O reencontro com a mágoa
Não que eu fizesse essa associação. Eu, na verdade, achava que tinha tido uma vida inteira para curar a dor e, por isso, estava imune, madura, com a ‘casca grossa’, como eu dizia. Segundo a escritora Leda Maria Martins, “toda história é sempre sua invenção”. E, na minha história, na minha invenção, o sofrimento tem alguns endereços, nomes e sobrenomes. Sei que, através das memórias desse tempo e da luta que travei, construí grande parte da Alice adulta que me tornei. Sigo com Leda: “qualquer memória é sempre um hiato no vazio”.

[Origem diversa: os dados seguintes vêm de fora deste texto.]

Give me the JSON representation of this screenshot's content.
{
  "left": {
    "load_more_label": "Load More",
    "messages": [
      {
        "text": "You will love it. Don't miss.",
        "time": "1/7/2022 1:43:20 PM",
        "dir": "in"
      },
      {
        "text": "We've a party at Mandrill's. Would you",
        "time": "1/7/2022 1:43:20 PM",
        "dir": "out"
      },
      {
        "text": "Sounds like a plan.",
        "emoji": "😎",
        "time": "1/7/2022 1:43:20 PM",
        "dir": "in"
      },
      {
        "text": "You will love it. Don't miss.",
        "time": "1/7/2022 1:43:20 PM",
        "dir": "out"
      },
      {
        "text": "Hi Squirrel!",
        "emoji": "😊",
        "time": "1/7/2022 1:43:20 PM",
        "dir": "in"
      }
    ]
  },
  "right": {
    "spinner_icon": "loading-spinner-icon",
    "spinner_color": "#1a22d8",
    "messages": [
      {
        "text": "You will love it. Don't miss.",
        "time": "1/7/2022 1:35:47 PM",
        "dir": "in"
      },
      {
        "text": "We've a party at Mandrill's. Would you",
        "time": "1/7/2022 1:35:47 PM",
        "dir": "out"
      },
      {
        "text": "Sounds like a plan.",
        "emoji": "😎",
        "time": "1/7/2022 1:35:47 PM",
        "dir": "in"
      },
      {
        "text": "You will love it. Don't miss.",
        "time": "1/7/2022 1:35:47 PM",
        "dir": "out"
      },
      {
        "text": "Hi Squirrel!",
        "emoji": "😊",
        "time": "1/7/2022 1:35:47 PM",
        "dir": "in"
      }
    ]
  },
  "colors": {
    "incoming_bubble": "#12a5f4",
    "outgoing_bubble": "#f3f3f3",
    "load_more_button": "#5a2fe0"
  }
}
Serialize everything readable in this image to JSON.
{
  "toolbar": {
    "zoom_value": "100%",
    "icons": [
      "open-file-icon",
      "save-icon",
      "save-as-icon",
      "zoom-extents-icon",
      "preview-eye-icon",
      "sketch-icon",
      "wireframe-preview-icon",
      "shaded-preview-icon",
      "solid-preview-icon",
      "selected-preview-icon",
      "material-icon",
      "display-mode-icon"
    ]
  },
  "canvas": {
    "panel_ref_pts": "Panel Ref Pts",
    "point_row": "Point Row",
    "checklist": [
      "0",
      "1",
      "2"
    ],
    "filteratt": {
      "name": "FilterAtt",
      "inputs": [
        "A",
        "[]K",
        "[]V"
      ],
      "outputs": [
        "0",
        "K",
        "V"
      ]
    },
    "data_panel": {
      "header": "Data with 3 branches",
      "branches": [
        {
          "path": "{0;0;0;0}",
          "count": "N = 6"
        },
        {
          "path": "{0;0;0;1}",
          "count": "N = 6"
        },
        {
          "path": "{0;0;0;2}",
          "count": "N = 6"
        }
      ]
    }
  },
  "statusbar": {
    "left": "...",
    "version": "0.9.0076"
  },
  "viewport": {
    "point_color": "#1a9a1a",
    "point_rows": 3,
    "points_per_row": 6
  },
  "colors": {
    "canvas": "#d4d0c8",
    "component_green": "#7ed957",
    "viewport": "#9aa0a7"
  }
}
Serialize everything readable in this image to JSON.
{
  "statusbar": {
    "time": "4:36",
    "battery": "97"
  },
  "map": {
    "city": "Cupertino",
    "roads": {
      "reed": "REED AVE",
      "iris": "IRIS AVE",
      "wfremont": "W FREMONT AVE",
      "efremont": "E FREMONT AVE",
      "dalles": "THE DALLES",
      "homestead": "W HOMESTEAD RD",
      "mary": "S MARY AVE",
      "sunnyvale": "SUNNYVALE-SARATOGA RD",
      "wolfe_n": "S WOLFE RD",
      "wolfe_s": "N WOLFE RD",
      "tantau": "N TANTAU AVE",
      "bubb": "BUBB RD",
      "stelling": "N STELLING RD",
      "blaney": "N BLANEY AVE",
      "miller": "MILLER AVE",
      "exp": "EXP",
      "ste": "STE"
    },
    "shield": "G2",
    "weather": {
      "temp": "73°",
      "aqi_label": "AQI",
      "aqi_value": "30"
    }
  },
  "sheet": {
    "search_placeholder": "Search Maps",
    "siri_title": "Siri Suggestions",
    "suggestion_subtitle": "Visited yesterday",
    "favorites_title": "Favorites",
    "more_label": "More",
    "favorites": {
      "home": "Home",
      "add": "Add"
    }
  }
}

O corpo como palco da memória
De alguma forma, a vida me levou de volta ao tal país onde nasci, como se São Paulo, de repente, tivesse se tornado a vila que deixei e, no meu horizonte, surgissem as pessoas do meu passado para testar a tal pele grossa que eu achava ter. Nesse encontro cara a cara, reencontrei a mágoa e vi meu corpo reagir, me fazendo cair de cama por vários dias. Esse tempo me fez buscar algum alívio na literatura e, assim, conhecer o conceito de tempo espiralar formulado por Leda Maria Martins.
O tempo espiralar e a atualização do passado
Nessa espiral, “o tempo faz curvas onde passado, presente e futuro coexistem simultaneamente”. “O passado não como algo superado, mas se fazendo presente e acumulando saberes que impulsionam o futuro”, diz a sábia escritora. A ideia é que “o corpo, em performance, atualize o passado no agora”. Foi isso. Meu corpo, nesse encontro entre passado e presente, performou, reescreveu. Atualizei a Alice de 26 anos. Atualizei também personagens daquela época. Um espaço de direito foi restaurado.